I have a son in High School in New York City. he is in the 11 th grade. I want to move to Italy early next year. I would like to know if it is better to have him graduate in NY or just have him continue high school in Italy since he does not speak Italian.? I ask because I am aware that in Italy H.S. is 4, 5, and 6 years Long depending on the area of concentration. I also would greatly appreciate any information on what paper work is needed to register students in schools there. 
Thank you for you time and help


----------



## pudd 2 (Dec 10, 2008)

Cinzia said:


> Hi!
> I have a son in High School in New York City. he is in the 11 th grade. I want to move to Italy early next year. I would like to know if it is better to have him graduate in NY or just have him continue high school in Italy since he does not speak Italian.? I ask because I am aware that in Italy H.S. is 4, 5, and 6 years Long depending on the area of concentration.
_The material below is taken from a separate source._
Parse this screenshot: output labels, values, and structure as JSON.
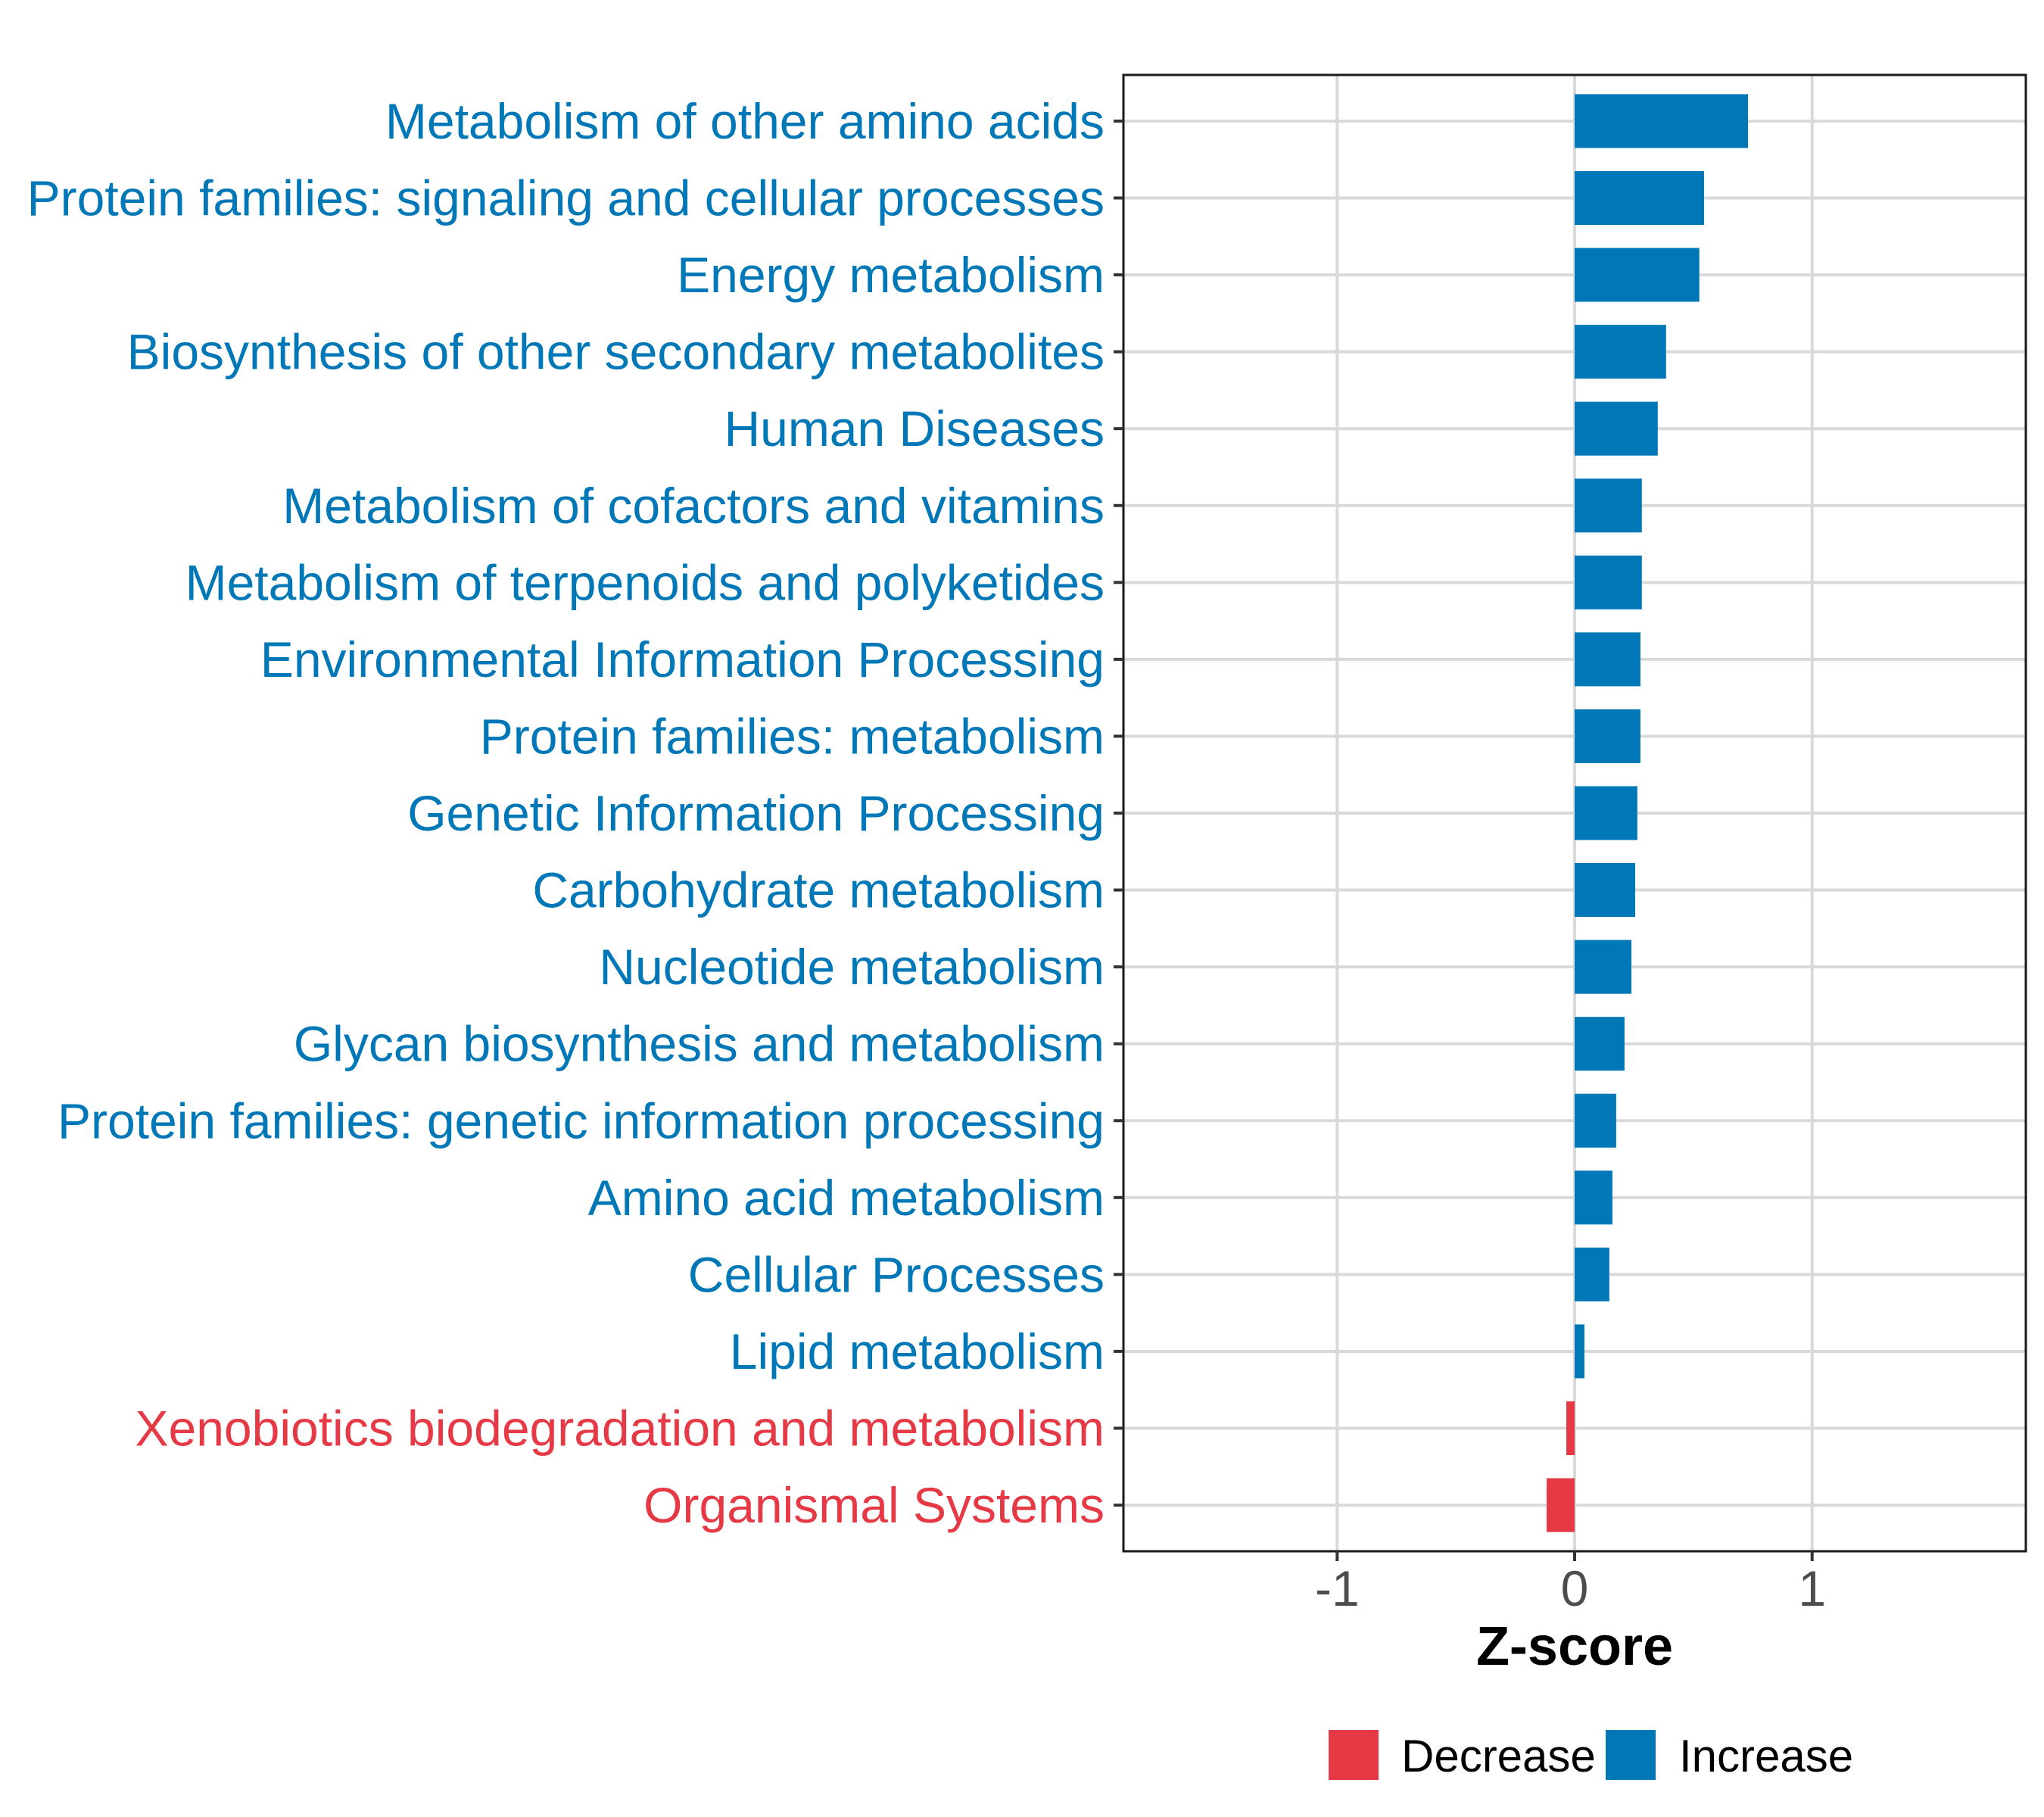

I also would greatly appreciate any information on what paper work is needed to register students in schools there.
> Thank you for you time and help


when you say public schools do you mean state schools as if there are any english people who are going to reply to this , the meaning in englnd for public shcools is somwere like eaton ie a verry expencive private school con fusing i know as an american freind of mine came to italy and wanted me to take her bto a public school and tranlate for her , me beeing english thats not good idea they wont leern the lingo and mix with italian children she of coarse meant state run italian school 
Wich is a good idea in my opinion


----------



## Cinzia (Nov 20, 2012)

Ciao!
I am sorry I forgot that the translation is different. I was refering to state schools. I do not believe in expensive schools if you are a foreigner, the children do not really the complete experience if they are totally sheltered. I know that a change from one country to another is a big change buy my kids have undergone change prior. We moved from NY to the Dominican and they went to spanish only schools and they adapted quite fast and well so I am confident that they will do well.
Any information you can provided will be well received.


Grazie!


----------